Background: The emergence of generative AI tools, empowered by Large Language Models (LLMs), has shown powerful capabilities in generating content. To date, the assessment of the usefulness of such content, generated by what is known as prompt engineering, has become an interesting research question. Objectives Using the mean of prompt engineering, we assess the similarity and closeness of such contents to real literature produced by scientists. Methods In this exploratory analysis, (1) we prompt-engineer ChatGPT and Google Bard to generate clinical content to be compared with literature counterparts, (2) we assess the similarities of the contents generated by comparing them with counterparts from biomedical literature. Our approach is to use text-mining approaches to compare documents and associated bigrams and to use network analysis to assess the terms' centrality. Results The experiments demonstrated that ChatGPT outperformed Google Bard in cosine document similarity (38% to 34%), Jaccard document similarity (23% to 19%), TF-IDF bigram similarity (47% to 41%), and term network centrality (degree and closeness). We also found new links that emerged in ChatGPT bigram networks that did not exist in literature bigram networks. Conclusions: The obtained similarity results show that ChatGPT outperformed Google Bard in document similarity, bigrams, and degree and closeness centrality. We also observed that ChatGPT offers linkage to terms that are connected in the literature. Such connections could inspire asking interesting questions and generate new hypotheses.

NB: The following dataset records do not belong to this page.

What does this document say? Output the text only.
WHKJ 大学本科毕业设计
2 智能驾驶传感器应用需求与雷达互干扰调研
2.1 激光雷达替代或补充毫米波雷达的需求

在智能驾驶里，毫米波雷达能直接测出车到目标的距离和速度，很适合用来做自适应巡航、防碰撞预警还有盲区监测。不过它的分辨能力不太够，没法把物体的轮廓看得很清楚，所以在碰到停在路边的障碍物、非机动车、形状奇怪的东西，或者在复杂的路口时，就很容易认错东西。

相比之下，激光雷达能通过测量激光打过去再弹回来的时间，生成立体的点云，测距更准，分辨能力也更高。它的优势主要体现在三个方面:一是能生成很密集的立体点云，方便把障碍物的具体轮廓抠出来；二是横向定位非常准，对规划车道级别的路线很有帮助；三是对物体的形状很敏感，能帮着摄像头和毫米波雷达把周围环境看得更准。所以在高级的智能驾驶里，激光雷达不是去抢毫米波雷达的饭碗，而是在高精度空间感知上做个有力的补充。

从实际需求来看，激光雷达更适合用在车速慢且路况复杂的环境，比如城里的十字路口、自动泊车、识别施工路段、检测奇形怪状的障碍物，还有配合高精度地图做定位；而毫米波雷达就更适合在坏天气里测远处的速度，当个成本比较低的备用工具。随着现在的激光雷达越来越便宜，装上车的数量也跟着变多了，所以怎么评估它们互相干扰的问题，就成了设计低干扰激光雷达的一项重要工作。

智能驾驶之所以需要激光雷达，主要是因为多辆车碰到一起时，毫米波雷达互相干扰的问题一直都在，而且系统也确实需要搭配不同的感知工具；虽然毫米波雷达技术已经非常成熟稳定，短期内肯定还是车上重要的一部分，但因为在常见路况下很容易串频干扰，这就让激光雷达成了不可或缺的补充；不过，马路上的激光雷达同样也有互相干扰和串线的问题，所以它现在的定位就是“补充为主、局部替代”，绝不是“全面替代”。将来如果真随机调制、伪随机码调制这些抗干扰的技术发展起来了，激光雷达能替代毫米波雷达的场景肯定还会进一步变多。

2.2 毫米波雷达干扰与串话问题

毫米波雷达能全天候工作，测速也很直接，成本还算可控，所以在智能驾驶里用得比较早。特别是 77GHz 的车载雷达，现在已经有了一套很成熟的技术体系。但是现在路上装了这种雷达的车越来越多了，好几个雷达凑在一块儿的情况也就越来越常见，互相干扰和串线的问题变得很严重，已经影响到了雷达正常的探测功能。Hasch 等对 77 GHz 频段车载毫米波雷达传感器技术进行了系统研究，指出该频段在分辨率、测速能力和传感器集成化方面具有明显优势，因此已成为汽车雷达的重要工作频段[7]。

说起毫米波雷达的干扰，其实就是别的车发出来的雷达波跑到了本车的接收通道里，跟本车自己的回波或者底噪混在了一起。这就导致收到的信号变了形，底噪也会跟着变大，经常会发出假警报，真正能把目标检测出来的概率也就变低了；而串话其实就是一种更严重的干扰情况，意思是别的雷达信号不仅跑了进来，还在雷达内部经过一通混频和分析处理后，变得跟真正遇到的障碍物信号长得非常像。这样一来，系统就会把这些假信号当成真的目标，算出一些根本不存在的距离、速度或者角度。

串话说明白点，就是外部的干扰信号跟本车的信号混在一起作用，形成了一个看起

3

翻译：背景：由大型语言模型驱动的生成式人工智能工具展现出强大的内容生成能力。目前，通过提示工程（prompt engineering）评估生成内容实用性的研究已成为具有学术价值的研究课题。目的：本研究借助提示工程手段，评估生成内容与科学家撰写的真实文献之间的相似性与接近程度。方法：在本探索性分析中，(1) 通过提示工程技术引导ChatGPT与Google Bard生成临床内容，并与文献对应部分进行对比；(2) 采用文本挖掘方法比较文档及其二元词组（bigrams），并通过网络分析评估术语中心性，从而量化生成内容的相似度。结果：实验表明，ChatGPT在余弦文档相似度（38% vs 34%）、Jaccard文档相似度（23% vs 19%）、TF-IDF二元词组相似度（47% vs 41%）及术语网络中心性（程度中心性与接近中心性）方面均优于Google Bard。同时发现，ChatGPT生成的二元词组网络中出现了文献二元词组网络中不存在的新关联。结论：相似度分析结果显示，ChatGPT在文档相似度、二元词组以及程度中心性与接近中心性指标上均优于Google Bard。我们进一步观察到，ChatGPT能够生成文献中已有术语间的关联表征，此类关联可能激发有价值的研究问题并提出新假说。